Unmittelbare Ursache für den wirtschaftlichen Einbruch sind die fehlenden Hilfslieferungen aus China und der früheren Sowjetunion, die den Handel mit dem kommunistischen Bruderland jahrzehntelang hoch subventionierten. Nun sind die nordkoreanischen Öleinfuhren aus Rußland von ihrem Höchststand von über 800.000 Tonnen 1986 auf unter 30.000 Tonnen 1992 gefallen. Aufgrund der daraus resultierenden Energieknappheit arbeiten die meisten Fabriken des Landes nach Berechnungen des japanischen Koreaexperten Tamaki Motoi nur noch bei halber Kapazität.

Folgt dem wirtschaftlichen Notstand nun die politische und militärische Krise? Zweifellos erregen Putschgerüchte aus dem Land mit der viertgrößten Armee der Welt und annähernd 1,2 Millionen Menschen unter Waffen mehr Wirbel als je zuvor. Sowohl ein zum Süden desertierter nordkoreanischer Armeeleutnant als auch die südkoreanische Nachrichtenagentur Yonhap berichten von Exekutionen eines Dutzend hochrangiger Offiziere, die angeblich schon im letzten Jahr gegen das Kim-Regime rebelliert hatten.

Ausgangspunkt für die Unruhe in der nordkoreanischen Armee könnte die inzwischen weit fortgeschrittene Machtübernahme von Kim Jong Il sein. Der von seinen Auftritten gegenüber Ausländern als unberechenbar beschriebene Kim-Sohn hält unter seinem Vater bereits alle höchsten militärischen Entscheidungsposten inne. Im April startete er völlig überraschend ein Großmanöver rund um Pyongyang, das ausländische Militärbeobachter in Staunen versetzte. „Wir sind nicht mehr so sicher wie früher, ob wir die Handlungen der nordkoreanischen Militärs richtig deuten“, gesteht ein Pentagon-Mitarbeiter. Ähnlich sind die Strategen in Japan und Südkorea gestimmt.

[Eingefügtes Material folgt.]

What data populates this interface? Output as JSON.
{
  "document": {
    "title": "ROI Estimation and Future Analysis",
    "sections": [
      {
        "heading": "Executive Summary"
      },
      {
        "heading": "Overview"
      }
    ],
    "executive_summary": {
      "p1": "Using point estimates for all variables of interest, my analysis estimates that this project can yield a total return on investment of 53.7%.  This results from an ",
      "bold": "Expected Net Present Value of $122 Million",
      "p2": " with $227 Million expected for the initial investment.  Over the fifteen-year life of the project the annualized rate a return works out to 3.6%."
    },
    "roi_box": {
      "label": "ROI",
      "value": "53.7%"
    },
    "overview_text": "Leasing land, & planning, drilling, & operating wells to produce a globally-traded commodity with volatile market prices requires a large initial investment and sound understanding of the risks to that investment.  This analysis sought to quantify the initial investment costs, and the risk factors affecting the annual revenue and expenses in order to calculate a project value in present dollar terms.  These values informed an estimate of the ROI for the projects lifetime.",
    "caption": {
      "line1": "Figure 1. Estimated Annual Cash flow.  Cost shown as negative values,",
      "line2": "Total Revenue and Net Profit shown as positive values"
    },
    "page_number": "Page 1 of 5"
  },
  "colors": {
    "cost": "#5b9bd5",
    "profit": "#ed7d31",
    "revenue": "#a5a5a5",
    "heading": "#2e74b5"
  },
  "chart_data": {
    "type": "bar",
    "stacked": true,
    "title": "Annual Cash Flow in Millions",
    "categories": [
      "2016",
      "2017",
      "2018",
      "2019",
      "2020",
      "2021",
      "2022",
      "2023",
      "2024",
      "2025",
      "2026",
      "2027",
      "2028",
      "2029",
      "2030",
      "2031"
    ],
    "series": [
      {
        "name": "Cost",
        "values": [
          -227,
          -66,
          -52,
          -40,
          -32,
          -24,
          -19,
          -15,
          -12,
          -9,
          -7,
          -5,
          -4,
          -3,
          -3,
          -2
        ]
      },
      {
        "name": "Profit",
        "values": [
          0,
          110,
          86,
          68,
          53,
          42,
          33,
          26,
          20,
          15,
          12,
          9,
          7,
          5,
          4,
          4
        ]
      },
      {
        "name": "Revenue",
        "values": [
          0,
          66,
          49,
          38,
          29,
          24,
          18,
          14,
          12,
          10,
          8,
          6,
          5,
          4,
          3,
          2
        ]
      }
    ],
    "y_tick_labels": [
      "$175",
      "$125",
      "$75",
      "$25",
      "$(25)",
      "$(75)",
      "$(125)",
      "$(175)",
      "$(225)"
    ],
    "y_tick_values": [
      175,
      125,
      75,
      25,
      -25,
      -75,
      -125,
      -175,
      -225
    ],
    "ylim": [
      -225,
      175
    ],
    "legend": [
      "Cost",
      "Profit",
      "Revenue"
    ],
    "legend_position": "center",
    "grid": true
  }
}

Die neue Unsicherheit aber schürt die Katastrophenszenarien der Militärs. „Wenn US-Truppen in den Bosnienkonflikt verwickelt werden“, bemerkt der bisherige US-Oberbefehlshaber in Südkorea, General Robert Riscassi, „könnte das den Nordkoreanern als willkommene Gelegenheit erscheinen.“ Solche Rufe erinnern freilich allzu sehr an die Rhetorik des Kalten Krieges. Viel wahrscheinlicher ist, daß den Kommunisten das Wasser bis zum Hals steht und das Regime längst zerstritten ist. Eine kaum abschätzbare Gefahr für die Koreaner und ihre Nachbarstaaten aber stellt die rätselhafte Dynastie der Kims dennoch dar – zumal Vater und Sohn aller Wahrscheinlichkeit nach über Atomwaffen verfügen.